PortBlueSky / thread-puddle

A library to pool Node.js worker threads, automatically exposing exported module methods using Proxy Objects. :rocket:
15 stars 3 forks source link

Execute one file per thread #3

Closed markg85 closed 4 years ago

markg85 commented 4 years ago

Hi,

I kinda like your approach to thread pools! It makes it so simple to use existing code, big pros for you there!

What i want to do is let 1 thread handle "a" file. Let another thread handle another file, and so on.

I might also be missing something completely and the feature i'm looking for is well implemented already? :) In that case, please do write a little example of how to use it?

Cheers, Mark

kommander commented 4 years ago

Hey Mark, thanks for your feedback. If I understood you correctly, you can just create two pools with different worker files. Handling multiple files is not directly implemented. I use it like described above, for different worker files, create different pools and call whatever you want in those files.

For cross worker communication I let one worker do a part of a job and hand the result to a different worker pool to be further processed. I don't use any message channels between workers currently.

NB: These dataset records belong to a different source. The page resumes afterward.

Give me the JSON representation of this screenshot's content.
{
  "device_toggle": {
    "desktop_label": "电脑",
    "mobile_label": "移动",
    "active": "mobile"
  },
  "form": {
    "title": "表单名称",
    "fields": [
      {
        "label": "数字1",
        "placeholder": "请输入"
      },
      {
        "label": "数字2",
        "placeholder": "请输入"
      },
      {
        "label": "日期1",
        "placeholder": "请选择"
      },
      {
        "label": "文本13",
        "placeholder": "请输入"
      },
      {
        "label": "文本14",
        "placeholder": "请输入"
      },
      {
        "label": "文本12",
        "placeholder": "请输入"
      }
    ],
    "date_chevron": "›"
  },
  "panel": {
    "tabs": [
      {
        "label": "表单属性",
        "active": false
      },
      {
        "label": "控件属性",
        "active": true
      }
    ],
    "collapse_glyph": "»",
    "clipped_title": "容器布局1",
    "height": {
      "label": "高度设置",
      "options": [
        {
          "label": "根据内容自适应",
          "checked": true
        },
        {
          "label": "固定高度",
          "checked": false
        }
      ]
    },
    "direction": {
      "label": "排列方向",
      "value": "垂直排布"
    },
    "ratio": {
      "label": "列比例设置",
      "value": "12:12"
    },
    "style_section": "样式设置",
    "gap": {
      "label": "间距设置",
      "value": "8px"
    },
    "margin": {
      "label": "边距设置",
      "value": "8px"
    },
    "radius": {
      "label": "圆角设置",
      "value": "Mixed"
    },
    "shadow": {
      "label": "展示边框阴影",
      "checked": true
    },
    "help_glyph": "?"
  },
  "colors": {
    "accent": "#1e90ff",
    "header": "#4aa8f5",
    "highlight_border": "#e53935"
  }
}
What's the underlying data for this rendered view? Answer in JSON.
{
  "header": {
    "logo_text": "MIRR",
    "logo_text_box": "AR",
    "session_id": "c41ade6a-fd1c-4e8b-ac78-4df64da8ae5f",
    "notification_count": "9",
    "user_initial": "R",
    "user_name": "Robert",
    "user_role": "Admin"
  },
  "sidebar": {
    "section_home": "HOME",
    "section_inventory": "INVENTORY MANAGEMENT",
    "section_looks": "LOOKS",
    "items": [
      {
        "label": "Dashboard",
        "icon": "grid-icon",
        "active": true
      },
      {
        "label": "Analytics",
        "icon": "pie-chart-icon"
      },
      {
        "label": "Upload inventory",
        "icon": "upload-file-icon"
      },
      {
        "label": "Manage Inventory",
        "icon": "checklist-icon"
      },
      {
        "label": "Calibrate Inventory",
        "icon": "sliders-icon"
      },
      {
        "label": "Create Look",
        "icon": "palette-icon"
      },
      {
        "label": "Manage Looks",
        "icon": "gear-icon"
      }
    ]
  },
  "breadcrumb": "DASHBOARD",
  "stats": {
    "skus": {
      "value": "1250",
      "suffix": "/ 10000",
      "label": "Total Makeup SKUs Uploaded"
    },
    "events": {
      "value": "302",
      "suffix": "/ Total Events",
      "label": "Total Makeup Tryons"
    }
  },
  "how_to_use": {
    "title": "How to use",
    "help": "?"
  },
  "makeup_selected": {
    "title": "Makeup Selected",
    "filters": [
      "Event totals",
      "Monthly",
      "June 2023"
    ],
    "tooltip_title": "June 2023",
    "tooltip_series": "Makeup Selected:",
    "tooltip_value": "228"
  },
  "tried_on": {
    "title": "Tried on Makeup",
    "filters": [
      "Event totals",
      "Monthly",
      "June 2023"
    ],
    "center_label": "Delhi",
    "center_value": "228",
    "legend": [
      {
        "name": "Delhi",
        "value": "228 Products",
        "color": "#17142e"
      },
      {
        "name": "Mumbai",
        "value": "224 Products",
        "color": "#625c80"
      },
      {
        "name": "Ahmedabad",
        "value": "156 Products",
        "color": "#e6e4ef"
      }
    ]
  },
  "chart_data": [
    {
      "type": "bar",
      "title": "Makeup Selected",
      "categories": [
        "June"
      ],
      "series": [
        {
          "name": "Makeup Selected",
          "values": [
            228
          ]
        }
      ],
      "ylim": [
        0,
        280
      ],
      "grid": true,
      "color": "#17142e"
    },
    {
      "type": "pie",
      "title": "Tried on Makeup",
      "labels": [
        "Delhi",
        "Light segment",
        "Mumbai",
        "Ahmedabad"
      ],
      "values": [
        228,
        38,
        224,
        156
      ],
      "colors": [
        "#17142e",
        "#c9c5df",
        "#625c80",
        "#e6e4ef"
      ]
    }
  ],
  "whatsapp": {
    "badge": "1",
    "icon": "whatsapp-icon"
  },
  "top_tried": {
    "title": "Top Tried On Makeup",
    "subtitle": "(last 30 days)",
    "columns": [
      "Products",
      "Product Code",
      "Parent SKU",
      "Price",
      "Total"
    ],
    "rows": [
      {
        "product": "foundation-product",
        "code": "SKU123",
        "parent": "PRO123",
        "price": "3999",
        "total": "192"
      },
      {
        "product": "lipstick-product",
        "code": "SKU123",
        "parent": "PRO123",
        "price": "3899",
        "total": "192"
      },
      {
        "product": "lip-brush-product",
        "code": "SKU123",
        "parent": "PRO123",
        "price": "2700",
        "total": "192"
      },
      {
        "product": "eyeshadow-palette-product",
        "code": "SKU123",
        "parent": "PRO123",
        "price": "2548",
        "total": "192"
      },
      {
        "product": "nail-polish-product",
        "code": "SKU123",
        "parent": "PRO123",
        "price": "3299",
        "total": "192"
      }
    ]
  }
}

markg85 commented 4 years ago

Hi,

Thank you for your reply, but your proposed solution is definitely not going to work for me. I'm assuming you've never had a usecase that i have and thus propose that.

My case is that different js files will need to be executed. Those could be thousands. In your suggestion i'd have as many pools as there are different files, that's an absolute no-go. I'd be using basically no pooling functionality, kinda making the point of using a pool moot.

So, i suppose this library isn't for me then. That's fine, there are more out there that will work. I just liked the approach of this one :)

Cheers, Mark

kommander commented 4 years ago

Hey Mark, then I probably understood wrong. What do you mean by "js files need to be executed"? You have features spread over different js files? You can create one worker.js, import your files there and expose the features from the js files via the worker.js. Then you can adjust the pool size to your liking and call whatever method you like which can come from any js file.

Example:

// js-file-1.js
module.exports = () => console.log('feature 1')
// js-file-2.js
module.exports = () => console.log('feature 2')
// worker.js
const feature1 = require('./js-file-1')
const feature2 = require('./js-file-2')

module.exports = {
  feature1,
  feature2
}
// main.js
const { createThreadPool } = require('thread-puddle')
const path = require('path')

async function start () {
  const worker = await createThreadPool(path.resolve(__dirname, 'worker.js'), {
    size: 8
  })

  await worker.feature1()
  await worker.feature2()

  worker.pool.terminate()
}

start()

Like this? Otherwise I really don't get what you mean by "js files being executed".

markg85 commented 4 years ago

Hi,

That is again totally not a solution for my case. Picture this. I have a case where i receive .js files that need to be handled as them flow in. I don't want to handle more then X files at any given moment thus i need to use a pool to limit it.

I cannot put multiple files in one worker as:

  1. i don't know the files that will be send beforehand for obvious reasons.
  2. Each worker needs to execute one file

What i need would looks somewhat like this in code:

  const worker = await createThreadPool(null, {
    size: 8
  })

  await worker.load('file.js').frature()

Something along those lines. Note the first argument in createThreadPool that i removed (null in it's place). And note that i "load a file" in .load('file.js').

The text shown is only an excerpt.